The bond burden-sharing scheme will help fund the government's budget deficit this year, projected to reach 6.34 percent of gross domestic product (GDP) with the government allocating Rp 695.2 trillion toward COVID-19 mitigation and economic recovery.

The central bank has thrown a lifeline to the state budget amid the foreign selling spree in the government bond market and declining investor appetite for Indonesian debt papers.

BI has bought Rp 30.33 trillion of government bonds as a non-competitive bidder in direct auctions and has also bought Rp 166.2 trillion of bonds in the secondary market to help stabilize the rupiah. It has also cut its benchmark interest rate three times this year as it steps up quantitative easing to help buffer the battered economy.

Although the burden-sharing scheme would affect the central bank's balance sheet, it would not have any implications on the central bank's monetary policy, said BI Governor Perry Warjiyo.

"Our capital is strong enough, as the scheme will not affect our monetary policy that [has been] established for years," the governor said. BI also had "an exit strategy that will be announced later", he said, which included raising banks' reserve requirement ratio after the pandemic subsided.

Perry expressed optimism that the burden-sharing scheme would not significantly boost the country's inflation, which hit its lowest level since 2000 in June, despite the central bank injected cash into the economy. He pledged that the central bank would monitor the policy's impact to the country's currency.

The rupiah appreciated 0.59 percent as of 11:12 a.m.
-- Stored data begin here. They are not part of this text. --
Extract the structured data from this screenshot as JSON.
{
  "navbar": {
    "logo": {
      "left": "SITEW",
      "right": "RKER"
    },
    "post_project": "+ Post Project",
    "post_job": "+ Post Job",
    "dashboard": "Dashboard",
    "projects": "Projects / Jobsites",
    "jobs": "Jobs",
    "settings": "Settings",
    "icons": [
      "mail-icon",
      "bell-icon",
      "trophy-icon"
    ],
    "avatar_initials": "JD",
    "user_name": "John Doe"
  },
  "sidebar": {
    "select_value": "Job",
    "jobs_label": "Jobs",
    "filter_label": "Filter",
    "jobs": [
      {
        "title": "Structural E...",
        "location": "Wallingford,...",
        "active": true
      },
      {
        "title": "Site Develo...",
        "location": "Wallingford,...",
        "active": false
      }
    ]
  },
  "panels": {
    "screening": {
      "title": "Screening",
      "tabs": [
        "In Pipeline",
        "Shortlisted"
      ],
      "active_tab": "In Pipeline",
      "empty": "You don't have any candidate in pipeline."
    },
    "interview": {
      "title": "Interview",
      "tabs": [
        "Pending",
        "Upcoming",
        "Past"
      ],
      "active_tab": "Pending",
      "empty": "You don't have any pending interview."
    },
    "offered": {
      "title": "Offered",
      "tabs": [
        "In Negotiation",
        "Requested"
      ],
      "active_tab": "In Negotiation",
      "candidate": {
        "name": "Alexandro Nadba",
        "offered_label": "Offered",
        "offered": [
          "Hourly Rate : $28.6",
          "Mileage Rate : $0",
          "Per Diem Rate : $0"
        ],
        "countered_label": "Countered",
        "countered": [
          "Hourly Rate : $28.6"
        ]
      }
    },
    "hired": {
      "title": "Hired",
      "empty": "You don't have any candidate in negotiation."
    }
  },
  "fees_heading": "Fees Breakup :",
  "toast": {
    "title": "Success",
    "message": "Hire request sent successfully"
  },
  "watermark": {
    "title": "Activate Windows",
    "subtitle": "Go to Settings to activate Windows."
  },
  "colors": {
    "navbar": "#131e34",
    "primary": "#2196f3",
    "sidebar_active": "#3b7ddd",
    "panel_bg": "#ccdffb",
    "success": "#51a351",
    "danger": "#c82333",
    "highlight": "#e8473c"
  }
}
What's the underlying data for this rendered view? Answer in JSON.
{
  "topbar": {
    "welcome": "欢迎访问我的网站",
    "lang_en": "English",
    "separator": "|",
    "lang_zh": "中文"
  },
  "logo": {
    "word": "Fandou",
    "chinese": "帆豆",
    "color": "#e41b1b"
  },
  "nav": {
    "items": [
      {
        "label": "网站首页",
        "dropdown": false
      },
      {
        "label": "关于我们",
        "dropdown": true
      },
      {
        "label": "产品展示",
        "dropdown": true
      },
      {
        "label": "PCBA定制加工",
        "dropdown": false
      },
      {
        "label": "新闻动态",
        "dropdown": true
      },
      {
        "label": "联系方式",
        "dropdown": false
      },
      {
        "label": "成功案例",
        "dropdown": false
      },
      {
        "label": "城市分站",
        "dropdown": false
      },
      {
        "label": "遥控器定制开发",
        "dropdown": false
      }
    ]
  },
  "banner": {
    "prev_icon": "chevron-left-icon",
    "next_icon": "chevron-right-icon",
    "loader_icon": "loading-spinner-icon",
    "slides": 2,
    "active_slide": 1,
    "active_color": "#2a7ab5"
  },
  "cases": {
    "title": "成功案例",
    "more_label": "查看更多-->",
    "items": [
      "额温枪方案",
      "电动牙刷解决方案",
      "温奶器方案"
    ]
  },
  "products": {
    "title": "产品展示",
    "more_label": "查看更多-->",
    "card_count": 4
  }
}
Western Indonesia Time on Tuesday to Rp 14,405 per US dollar, after tumbling more than 2 percent last week following the announcement that BI and the government were discussing a debt monetization scheme.

"The monetization comes at the right time, as inflation remains low at below 2 percent," Bank Central Asia (BCA) chief economist David Sumual told The Jakarta Post by phone interview on Monday. He added that the fiscal stimulus should be "the right dosage and in keeping with the fundamentals", otherwise it would affect inflation in the long term.

"There is a risk of higher inflation from the impact of increasing the supply of money through the stimulus," he cautioned. David also pointed to a "risk of currency depreciation" if the government failed to anticipate a surge in imports from reopening the economy.

"The burden-sharing scheme has become a scapegoat of rupiah depreciation over the fear that the central bank will 'print money', but the new announcement should be a positive signal for the market," economist Anthony Kevin of Mirae Asset Sekuritas Indonesia said.

"The central bank is trying to strengthen its position and show that they still have ammunition," he said.